El problema es que mientras en aquellos países la pobreza es general, en la Argentina
rige una de las distribuciones del ingreso más regresivas del mundo, con ricos de las mil
y una noches rodeados de villas miseria. Este problema no se soluciona negociando con los
acreedores externos, sino dentro de las fronteras, modificando las relaciones de poder que
lo crearon. Si un milagro del Papa permitiera a la Argentina ingresar en este programa es
dudoso que obtuviera alguna ventaja con respecto a su situación actual. Antes de acceder
a la reducción de deuda es necesario someterse a las condiciones del Fondo Monetario
Internacional y el Banco Mundial, con un programa de ajuste estructural de tres años y
otros tres de espera hasta recibir el primer beneficio. En la reunión del G7 en Alemania,
el arzobispo de Honduras, Oscar Rodríguez, y el cantor de rock irlandés Bono fueron
recibidos por el primer ministro alemán Gerhardt Schroeder, a quien le entregaron más de
17 millones de firmas de personas de todo el mundo que exigen la condonación de la
deuda. Cuando quedaron a solas, determinaron que sólo dos países estarían en
condición de acogerse al plan de reducción de deuda, a partir del año próximo: Bolivia
y Uganda.
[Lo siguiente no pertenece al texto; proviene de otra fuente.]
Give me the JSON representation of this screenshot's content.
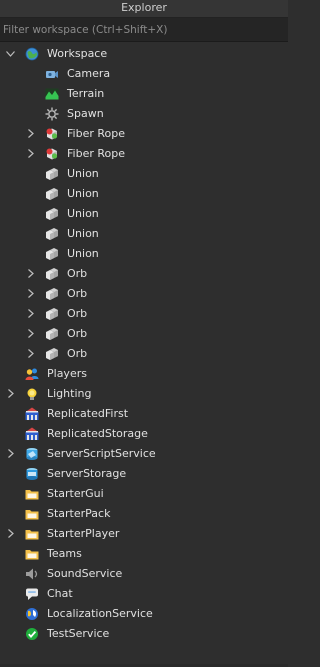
{
  "panel": {
    "title": "Explorer"
  },
  "filter": {
    "placeholder": "Filter workspace (Ctrl+Shift+X)"
  },
  "tree": [
    {
      "label": "Workspace",
      "icon": "workspace",
      "expander": "expanded",
      "depth": 0
    },
    {
      "label": "Camera",
      "icon": "camera",
      "expander": "none",
      "depth": 1
    },
    {
      "label": "Terrain",
      "icon": "terrain",
      "expander": "none",
      "depth": 1
    },
    {
      "label": "Spawn",
      "icon": "spawn",
      "expander": "none",
      "depth": 1
    },
    {
      "label": "Fiber Rope",
      "icon": "model",
      "expander": "collapsed",
      "depth": 1
    },
    {
      "label": "Fiber Rope",
      "icon": "model",
      "expander": "collapsed",
      "depth": 1
    },
    {
      "label": "Union",
      "icon": "union",
      "expander": "none",
      "depth": 1
    },
    {
      "label": "Union",
      "icon": "union",
      "expander": "none",
      "depth": 1
    },
    {
      "label": "Union",
      "icon": "union",
      "expander": "none",
      "depth": 1
    },
    {
      "label": "Union",
      "icon": "union",
      "expander": "none",
      "depth": 1
    },
    {
      "label": "Union",
      "icon": "union",
      "expander": "none",
      "depth": 1
    },
    {
      "label": "Orb",
      "icon": "union",
      "expander": "collapsed",
      "depth": 1
    },
    {
      "label": "Orb",
      "icon": "union",
      "expander": "collapsed",
      "depth": 1
    },
    {
      "label": "Orb",
      "icon": "union",
      "expander": "collapsed",
      "depth": 1
    },
    {
      "label": "Orb",
      "icon": "union",
      "expander": "collapsed",
      "depth": 1
    },
    {
      "label": "Orb",
      "icon": "union",
      "expander": "collapsed",
      "depth": 1
    },
    {
      "label": "Players",
      "icon": "players",
      "expander": "none",
      "depth": 0
    },
    {
      "label": "Lighting",
      "icon": "lighting",
      "expander": "collapsed",
      "depth": 0
    },
    {
      "label": "ReplicatedFirst",
      "icon": "replicated",
      "expander": "none",
      "depth": 0
    },
    {
      "label": "ReplicatedStorage",
      "icon": "replicated",
      "expander": "none",
      "depth": 0
    },
    {
      "label": "ServerScriptService",
      "icon": "server-script",
      "expander": "collapsed",
      "depth": 0
    },
    {
      "label": "ServerStorage",
      "icon": "server-storage",
      "expander": "none",
      "depth": 0
    },
    {
      "label": "StarterGui",
      "icon": "folder",
      "expander": "none",
      "depth": 0
    },
    {
      "label": "StarterPack",
      "icon": "folder",
      "expander": "none",
      "depth": 0
    },
    {
      "label": "StarterPlayer",
      "icon": "folder",
      "expander": "collapsed",
      "depth": 0
    },
    {
      "label": "Teams",
      "icon": "folder",
      "expander": "none",
      "depth": 0
    },
    {
      "label": "SoundService",
      "icon": "sound",
      "expander": "none",
      "depth": 0
    },
    {
      "label": "Chat",
      "icon": "chat",
      "expander": "none",
      "depth": 0
    },
    {
      "label": "LocalizationService",
      "icon": "localization",
      "expander": "none",
      "depth": 0
    },
    {
      "label": "TestService",
      "icon": "test",
      "expander": "none",
      "depth": 0
    }
  ]
}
En cambio Etiopía no podría sumarse hasta finalizar el año 2000. El país
más endeudado del mundo, Nicaragua, que padeció dos décadas de guerra, recién podría
ser admitido a fines del 2001. Mozambique, Tanzania, Nigeria y Zambia estarían en
condiciones de ingresar entre los años 2002 y 2003. A Ruanda, que perdió un millón de
sus habitantes en tres meses de 1994 en el genocidio más rápido de la historia de la
humanidad, se le permitiría golpear a las puertas de los organismos financieros
internacionales después del 2003. Para entonces ya habrá terminado el mandato del
presidente que suceda a Menem en la Argentina de las eternas fantasías.